Eleanor Drew

Memories Spanning 80 Years

Eleanor Drew turned 93 in June 2011. As recently as 2009 she visited Amahami Outdoor Center where she was camp director in the summers of 1969 and 1970. Working in a Girl Scout camp was nothing new to Eleanor. At the age of 18 she was an apprentice counselor at Camp Quidnunc (Greater NY Girl Scout Council) and later worked as an assistant camp nurse, weekend camping site director, and then director at Camp Amahami.



Eleanor's daughter Susan, also an experienced camp staff member, came to Amahami as Mountaineer Unit Leader in 1968 and returned in 1969 as well. When Susan's dad first drove her into Amahami he said, "Do you really want to me to leave you here?" as the whole drive was a mud pit! Little did he know his wife Eleanor would spend the next two summers there as well. Eleanor's youngest son, Bill, grew up in Girl Scout camps, a tag-along in the summers and weekend troop camping. He credits this experience as building his love of the out-of-doors. Since then a granddaughter has also camped at Amahami.

Girl Scouts fosters great friendships and one formed at Amahami in 1968 by both Susan and Eleanor Drew was with Sue Brown of Binghamton, NY. They remain great friends to this day.

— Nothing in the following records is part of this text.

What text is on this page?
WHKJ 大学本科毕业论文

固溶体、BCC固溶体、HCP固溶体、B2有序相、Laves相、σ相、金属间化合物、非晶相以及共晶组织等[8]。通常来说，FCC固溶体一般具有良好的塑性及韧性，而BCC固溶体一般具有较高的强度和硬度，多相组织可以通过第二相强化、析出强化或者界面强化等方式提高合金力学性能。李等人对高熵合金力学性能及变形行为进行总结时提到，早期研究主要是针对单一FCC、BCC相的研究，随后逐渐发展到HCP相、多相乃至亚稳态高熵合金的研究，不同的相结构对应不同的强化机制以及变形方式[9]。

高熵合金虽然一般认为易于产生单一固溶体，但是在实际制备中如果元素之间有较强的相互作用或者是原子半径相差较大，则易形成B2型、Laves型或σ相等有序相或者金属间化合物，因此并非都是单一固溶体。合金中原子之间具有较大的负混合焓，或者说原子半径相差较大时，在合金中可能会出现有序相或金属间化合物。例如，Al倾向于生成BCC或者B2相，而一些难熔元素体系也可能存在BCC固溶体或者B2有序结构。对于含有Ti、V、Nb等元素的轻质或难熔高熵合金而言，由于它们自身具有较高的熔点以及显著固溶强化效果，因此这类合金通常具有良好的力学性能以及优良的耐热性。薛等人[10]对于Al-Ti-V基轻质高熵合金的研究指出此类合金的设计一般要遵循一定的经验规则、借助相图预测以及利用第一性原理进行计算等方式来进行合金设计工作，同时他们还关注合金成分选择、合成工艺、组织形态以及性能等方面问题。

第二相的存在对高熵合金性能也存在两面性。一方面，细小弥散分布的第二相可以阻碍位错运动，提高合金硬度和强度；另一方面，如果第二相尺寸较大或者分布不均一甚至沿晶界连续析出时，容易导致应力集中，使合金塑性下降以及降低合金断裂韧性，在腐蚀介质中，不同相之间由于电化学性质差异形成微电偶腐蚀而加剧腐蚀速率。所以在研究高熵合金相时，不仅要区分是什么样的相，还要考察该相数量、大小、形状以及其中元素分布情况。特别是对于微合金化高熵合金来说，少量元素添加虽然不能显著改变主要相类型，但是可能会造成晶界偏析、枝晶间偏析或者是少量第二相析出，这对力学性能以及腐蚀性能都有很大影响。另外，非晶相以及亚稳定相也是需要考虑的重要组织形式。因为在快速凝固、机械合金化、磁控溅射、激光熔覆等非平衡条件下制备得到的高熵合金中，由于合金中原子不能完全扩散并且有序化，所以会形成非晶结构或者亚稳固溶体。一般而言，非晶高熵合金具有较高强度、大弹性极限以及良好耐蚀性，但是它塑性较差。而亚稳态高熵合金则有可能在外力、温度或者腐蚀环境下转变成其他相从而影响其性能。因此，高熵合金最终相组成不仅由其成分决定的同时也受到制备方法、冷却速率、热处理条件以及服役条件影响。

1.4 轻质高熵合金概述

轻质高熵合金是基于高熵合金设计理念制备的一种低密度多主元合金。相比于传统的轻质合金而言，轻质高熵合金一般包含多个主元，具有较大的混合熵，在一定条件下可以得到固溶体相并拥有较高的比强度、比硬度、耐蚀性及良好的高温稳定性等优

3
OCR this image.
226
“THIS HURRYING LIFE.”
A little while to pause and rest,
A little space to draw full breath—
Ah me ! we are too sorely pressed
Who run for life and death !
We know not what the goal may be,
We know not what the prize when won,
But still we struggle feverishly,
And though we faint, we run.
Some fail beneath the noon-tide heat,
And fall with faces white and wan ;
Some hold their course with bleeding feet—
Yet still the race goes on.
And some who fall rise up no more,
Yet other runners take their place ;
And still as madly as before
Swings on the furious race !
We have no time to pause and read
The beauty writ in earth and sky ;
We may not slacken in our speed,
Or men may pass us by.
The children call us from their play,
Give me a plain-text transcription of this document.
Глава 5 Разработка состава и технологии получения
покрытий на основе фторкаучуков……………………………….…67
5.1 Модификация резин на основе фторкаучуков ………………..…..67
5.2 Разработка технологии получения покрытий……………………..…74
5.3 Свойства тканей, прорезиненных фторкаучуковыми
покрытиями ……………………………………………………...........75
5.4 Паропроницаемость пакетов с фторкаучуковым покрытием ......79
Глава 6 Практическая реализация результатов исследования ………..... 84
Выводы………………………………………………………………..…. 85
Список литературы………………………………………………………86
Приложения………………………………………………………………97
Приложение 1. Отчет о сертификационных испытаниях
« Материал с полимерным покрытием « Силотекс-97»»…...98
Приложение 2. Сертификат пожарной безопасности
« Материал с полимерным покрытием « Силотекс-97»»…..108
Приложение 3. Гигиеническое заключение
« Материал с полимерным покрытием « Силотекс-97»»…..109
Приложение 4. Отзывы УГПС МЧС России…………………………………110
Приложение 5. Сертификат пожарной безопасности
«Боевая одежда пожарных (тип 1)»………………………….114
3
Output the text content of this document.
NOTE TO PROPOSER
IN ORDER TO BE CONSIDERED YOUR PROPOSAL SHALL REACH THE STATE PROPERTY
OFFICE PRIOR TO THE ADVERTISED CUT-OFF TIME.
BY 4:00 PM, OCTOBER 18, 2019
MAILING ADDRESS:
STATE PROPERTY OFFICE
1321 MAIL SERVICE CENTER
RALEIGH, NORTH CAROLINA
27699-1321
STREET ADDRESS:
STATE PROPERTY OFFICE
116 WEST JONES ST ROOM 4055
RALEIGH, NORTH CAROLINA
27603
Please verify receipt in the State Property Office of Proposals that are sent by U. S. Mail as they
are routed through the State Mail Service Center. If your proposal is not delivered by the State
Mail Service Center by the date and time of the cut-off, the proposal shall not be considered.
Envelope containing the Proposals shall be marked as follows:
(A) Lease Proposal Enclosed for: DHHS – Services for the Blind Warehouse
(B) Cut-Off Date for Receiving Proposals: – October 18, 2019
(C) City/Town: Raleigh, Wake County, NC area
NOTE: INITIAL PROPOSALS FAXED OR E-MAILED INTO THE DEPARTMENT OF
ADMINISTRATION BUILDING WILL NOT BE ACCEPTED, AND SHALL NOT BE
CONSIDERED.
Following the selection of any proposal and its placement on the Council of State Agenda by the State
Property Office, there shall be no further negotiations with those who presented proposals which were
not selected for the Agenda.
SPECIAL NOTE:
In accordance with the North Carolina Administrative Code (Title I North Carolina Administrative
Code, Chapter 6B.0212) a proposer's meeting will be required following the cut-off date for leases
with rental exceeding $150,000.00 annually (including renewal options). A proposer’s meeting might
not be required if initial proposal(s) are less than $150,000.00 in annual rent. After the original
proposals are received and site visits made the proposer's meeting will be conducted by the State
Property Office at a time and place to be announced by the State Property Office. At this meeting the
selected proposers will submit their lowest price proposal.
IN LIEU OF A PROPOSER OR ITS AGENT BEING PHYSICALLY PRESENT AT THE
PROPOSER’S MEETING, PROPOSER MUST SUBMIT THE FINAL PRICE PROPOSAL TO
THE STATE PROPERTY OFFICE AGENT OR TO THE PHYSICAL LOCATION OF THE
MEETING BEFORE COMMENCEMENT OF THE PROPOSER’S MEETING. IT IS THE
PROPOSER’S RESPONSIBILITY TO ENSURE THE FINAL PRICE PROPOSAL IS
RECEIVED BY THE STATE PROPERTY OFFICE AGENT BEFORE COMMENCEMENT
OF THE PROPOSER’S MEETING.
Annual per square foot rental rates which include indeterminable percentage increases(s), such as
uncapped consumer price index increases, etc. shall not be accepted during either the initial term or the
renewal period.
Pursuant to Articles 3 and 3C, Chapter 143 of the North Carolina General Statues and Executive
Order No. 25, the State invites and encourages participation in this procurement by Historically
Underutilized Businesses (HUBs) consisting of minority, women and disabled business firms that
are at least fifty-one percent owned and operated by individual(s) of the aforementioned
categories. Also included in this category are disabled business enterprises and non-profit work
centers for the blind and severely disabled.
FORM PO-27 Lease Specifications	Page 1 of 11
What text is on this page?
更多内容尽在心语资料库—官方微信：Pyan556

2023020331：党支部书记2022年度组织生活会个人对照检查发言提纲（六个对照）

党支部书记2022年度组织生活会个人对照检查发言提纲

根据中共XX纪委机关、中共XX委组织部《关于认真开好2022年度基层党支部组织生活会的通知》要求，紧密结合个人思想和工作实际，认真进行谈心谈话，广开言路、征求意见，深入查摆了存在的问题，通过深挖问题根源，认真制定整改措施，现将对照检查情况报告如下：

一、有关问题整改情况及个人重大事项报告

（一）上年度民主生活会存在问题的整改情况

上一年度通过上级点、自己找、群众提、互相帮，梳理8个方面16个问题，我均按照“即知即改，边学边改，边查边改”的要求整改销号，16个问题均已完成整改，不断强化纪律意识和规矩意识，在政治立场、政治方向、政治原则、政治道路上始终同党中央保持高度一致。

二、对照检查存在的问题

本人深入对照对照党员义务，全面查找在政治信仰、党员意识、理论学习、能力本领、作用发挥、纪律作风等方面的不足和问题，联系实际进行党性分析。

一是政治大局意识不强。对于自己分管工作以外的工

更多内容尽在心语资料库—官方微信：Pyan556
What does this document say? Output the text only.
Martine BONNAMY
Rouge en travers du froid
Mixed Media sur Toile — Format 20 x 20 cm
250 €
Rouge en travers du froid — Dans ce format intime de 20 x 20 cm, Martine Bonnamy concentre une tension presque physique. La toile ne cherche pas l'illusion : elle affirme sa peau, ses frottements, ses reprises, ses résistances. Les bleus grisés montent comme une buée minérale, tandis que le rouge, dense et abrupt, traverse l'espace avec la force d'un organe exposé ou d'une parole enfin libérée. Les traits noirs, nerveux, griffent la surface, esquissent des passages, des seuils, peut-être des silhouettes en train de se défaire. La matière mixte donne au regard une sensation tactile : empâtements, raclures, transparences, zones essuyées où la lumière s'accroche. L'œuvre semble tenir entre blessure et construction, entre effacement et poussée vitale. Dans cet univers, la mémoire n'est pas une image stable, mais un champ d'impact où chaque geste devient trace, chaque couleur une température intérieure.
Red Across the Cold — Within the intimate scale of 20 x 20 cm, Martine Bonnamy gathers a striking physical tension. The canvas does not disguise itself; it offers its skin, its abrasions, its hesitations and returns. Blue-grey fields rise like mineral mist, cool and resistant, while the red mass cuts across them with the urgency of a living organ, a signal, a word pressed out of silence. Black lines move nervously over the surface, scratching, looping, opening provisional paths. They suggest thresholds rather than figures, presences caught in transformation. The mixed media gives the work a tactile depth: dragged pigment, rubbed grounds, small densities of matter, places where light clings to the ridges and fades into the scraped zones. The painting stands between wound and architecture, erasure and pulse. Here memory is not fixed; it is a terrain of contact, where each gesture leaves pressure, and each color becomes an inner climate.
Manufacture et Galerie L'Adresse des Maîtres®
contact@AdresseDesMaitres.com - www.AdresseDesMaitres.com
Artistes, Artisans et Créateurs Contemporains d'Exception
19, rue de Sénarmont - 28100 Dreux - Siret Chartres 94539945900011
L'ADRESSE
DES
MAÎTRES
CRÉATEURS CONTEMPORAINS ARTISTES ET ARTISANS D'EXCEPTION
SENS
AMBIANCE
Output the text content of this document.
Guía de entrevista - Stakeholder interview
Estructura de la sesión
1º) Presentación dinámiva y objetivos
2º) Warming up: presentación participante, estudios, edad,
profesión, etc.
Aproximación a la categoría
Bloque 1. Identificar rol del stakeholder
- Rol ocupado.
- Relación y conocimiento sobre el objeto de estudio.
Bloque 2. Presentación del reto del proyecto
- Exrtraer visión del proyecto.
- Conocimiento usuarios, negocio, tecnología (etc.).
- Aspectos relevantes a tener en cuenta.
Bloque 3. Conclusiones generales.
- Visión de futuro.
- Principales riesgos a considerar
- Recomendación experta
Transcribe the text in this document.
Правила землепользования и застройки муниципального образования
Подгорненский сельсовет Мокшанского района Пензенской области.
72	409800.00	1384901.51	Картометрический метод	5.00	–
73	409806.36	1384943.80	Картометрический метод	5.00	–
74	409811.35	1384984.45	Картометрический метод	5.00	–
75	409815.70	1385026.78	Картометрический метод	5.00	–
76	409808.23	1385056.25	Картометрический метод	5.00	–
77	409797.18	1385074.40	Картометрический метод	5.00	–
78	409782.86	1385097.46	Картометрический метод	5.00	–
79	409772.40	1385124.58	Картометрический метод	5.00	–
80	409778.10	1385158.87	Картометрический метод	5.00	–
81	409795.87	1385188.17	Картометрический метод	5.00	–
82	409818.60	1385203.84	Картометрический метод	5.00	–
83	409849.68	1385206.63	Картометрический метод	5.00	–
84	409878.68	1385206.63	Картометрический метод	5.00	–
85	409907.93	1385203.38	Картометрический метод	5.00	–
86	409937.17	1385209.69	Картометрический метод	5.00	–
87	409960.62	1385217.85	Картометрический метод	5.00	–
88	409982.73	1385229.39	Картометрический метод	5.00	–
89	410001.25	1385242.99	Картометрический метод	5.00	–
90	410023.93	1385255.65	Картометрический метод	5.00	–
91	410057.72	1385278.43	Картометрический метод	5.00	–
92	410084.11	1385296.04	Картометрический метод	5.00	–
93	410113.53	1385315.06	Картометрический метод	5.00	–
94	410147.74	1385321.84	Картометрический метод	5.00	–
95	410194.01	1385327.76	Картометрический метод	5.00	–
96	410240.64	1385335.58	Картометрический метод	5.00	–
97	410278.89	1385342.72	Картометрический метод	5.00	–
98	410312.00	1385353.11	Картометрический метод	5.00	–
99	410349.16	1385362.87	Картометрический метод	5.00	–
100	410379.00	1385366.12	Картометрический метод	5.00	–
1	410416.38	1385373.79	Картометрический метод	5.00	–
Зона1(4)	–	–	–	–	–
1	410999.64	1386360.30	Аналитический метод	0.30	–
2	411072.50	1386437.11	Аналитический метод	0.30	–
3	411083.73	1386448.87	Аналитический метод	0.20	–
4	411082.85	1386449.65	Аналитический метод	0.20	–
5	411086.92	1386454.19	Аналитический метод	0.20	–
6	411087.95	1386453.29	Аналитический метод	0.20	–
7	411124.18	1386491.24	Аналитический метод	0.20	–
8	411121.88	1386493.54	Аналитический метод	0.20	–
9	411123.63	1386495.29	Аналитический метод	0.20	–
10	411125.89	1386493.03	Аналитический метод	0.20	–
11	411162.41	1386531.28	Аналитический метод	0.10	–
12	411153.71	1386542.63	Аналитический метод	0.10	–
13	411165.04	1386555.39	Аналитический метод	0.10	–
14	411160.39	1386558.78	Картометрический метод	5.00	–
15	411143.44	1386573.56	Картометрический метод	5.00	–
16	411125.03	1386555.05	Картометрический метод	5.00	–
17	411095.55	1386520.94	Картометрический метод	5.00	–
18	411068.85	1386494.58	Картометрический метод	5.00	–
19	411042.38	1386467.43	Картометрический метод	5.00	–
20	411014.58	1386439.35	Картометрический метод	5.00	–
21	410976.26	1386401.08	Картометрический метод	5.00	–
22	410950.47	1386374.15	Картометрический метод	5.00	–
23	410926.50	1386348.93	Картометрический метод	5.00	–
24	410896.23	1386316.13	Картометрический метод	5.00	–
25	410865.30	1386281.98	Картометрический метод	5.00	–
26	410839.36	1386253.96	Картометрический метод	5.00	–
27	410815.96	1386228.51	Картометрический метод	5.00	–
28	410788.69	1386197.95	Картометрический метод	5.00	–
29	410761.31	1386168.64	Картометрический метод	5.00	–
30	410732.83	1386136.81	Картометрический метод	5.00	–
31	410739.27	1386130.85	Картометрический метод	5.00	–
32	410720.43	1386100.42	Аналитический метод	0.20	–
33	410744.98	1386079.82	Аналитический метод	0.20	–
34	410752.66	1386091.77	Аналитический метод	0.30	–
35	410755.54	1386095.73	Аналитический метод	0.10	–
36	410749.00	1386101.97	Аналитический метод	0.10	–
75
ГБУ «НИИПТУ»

Here are some of Eleanor's memories of over 70 years as a Girl Scout as told to Sue Brown:

"My mother made my first Girl Scout uniform. They sold the materials and patterns back then. I was about 14."

"The first time I went to Girl Scout Camp Quidnunc in Bear Mountain State Park I had never been away from my home in New York City. But I loved it and couldn't wait to go back the next year. In 1936 at our weekly meetings we gave our leaders any money we saved that week. By the end of the school year we went to camp with the money our leader saved for us. It was $18 for 2 weeks. Our leader (a teacher) also persuaded the other teacher to contribute $18 so we had the supplies needed to go to camp." Eleanor kept going back and later worked as an Apprentice, Journeyman and Assistant Counselor at Camp Quidnunc. Eleanor enjoys looking at the many photos she has of these times at camp as well a with her troop.

"There is a bond about Girl Scouts," Eleanor reflects. "I remember at camp a group of girls found some green apples and decided to eat them. Soon after eating the green apples, one of the girls had severe pain and they sent her to one of the hospitals with appendicitis. The apples were the cause. Some 30 years later at a camp training I overheard a woman telling this story. I joined the conversation and asked if it was at Camp Quidnunc and of course the woman said it was. It turned out that she was the Camp Director at the camp where I was to be the Assistant Nurse! We enjoyed looking at the pictures of our camping days and reminiscing!"

"When I was a Girl Scout Captain, what leaders were called then, we had a Bicycle Patrol and rode our bikes on the weekends to several parks in New York City. We took food and cooked a meal once we got there. We played ball and did whatever the girls wanted. Of course, we planned ahead. The bike rides were 7-12 minutes one way and including biking on some dangerous roads, when you think about it, including Queens Boulevard and Long Island Expressway. Everyday was an adventure."

Eleanor stayed in Girl Scouts and was the leader of her daughter's Girl Scout troops and also took other troops camping when their Leader was not qualified. She said, "I learned a lot in Girl Scouts - I was basically shy and had to overcome that quickly." The spirit of helping others learned as a Girl Scout resulted in her deciding to fulfill her dream of becoming a nurse. In her 50s Eleanor earned her Licensed Practical Nurse (LPN) license from Columbia Presbyterian Hospital and went on to practice for 20 years.

"As a weekend camp site director I hosted handicapped troops. The buses came to camp with 3-4 troops of handicapped girls. The way the others helped get them to their units was very rewarding to watch."

Eleanor attended the 1999 GSUSA Convention in Kansas City and was proud to watch her daughter Susan become a member of the National Board of Directors of GSUSA. She was re-elected to another term in 2002. Together, Susan and Eleanor have visited four World Centers (Our Cabana, Our Chalet, Olave House and, later, Pax Lodge) and Susan has been to Sangam.